Literature and Revolution was first published in 1925. Thus this text was written before the author,  Leon Trotsky lost the power struggle for control of the Soviet state, an event dated to November 12, 1927, when he was expelled from the communist party, and soon to be deported from the USSR. Leon Trotsky (November 7, 1879 to August 21, 1940 ) is widely assumed to be less tyrannical than Stalin, but his hands are bloody enough.  Percentages in the magnitude of thousands differentiate the number of people dying in Tsarist prisons, compared to those killed at the hands of the people's revolutionaries. And you still find modern intellectuals who say, well, they had to be tough, to make the revolution successful. We need to stop thinking that way. 

Trotsky wrote: "The nightingale of poetry is heard only after the sun is set. The day is a time for action…all through history mind limps after reality. " This is a verbal formulation of a common modern confusion. I don't know who originated that point, but Husserl certainly echoed it. The error is hard to elucidate, because there is an obviousness in man's experience that does support the phrase, "mind limps after reality."  The confusion rests in assuming 'mind' means:  verbal reality.  Yes 'words' traipse after external action--- but the mind contains a percipient talent that is more than 'words.' The point is made about the time Trotsky was writing Literature and Revolution, by a emigre then safely in France: Georges Gurdjieff. His method of self-observation was just that-- having the mind, attentive at the current moment, not after any action. This is a non-verbal feat, and is not utterly impossible. The mind need not always trail external events. This is the difference through out history between saints and academic smart-alecks.
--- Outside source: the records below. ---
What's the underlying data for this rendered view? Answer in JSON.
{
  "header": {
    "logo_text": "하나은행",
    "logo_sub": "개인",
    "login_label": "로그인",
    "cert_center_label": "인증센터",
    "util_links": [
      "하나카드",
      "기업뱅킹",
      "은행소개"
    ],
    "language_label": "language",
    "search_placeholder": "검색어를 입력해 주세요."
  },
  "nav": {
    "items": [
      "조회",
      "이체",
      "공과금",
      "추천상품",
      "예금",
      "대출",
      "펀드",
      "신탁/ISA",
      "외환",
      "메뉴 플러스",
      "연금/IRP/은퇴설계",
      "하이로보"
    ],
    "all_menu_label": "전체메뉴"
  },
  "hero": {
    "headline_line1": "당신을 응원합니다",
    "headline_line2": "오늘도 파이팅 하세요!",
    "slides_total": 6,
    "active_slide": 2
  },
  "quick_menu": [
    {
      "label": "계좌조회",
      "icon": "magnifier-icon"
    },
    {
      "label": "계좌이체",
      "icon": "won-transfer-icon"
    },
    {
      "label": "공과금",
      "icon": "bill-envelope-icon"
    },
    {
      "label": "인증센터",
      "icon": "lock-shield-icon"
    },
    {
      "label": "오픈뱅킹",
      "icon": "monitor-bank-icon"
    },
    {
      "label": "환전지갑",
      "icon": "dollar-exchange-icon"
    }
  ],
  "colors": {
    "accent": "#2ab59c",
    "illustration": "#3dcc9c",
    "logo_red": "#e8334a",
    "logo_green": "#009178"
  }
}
That latter phrase is another of Gurdjieff's, and he could have had Trotsky in mind, though probably not. 

We have a quote from Trotsky:

Can it be that the Revolution, the same one that is now before us, the first since the earth began, needs the seasoning of romantic outbursts, as a cat ragout needs hare sauce? Leave that to the Bielys. Let them chew to the very end the philistine cat ragout with anthroposophic sauce.

That would be Andrey Biely, (October 26, 1880 to January 8, 1934), the poet whose book title can  give us a clue to Trotsky's disdain-- Gold in Azure (1904) . The soviets, like the ordinary everywhere, cannot bear a glimpse of real complexity, and can only accuse their betters of their own weaknesses.  Trotsky exemplifies that of which he accuses others: the ordinariness of the petty intellectual thug.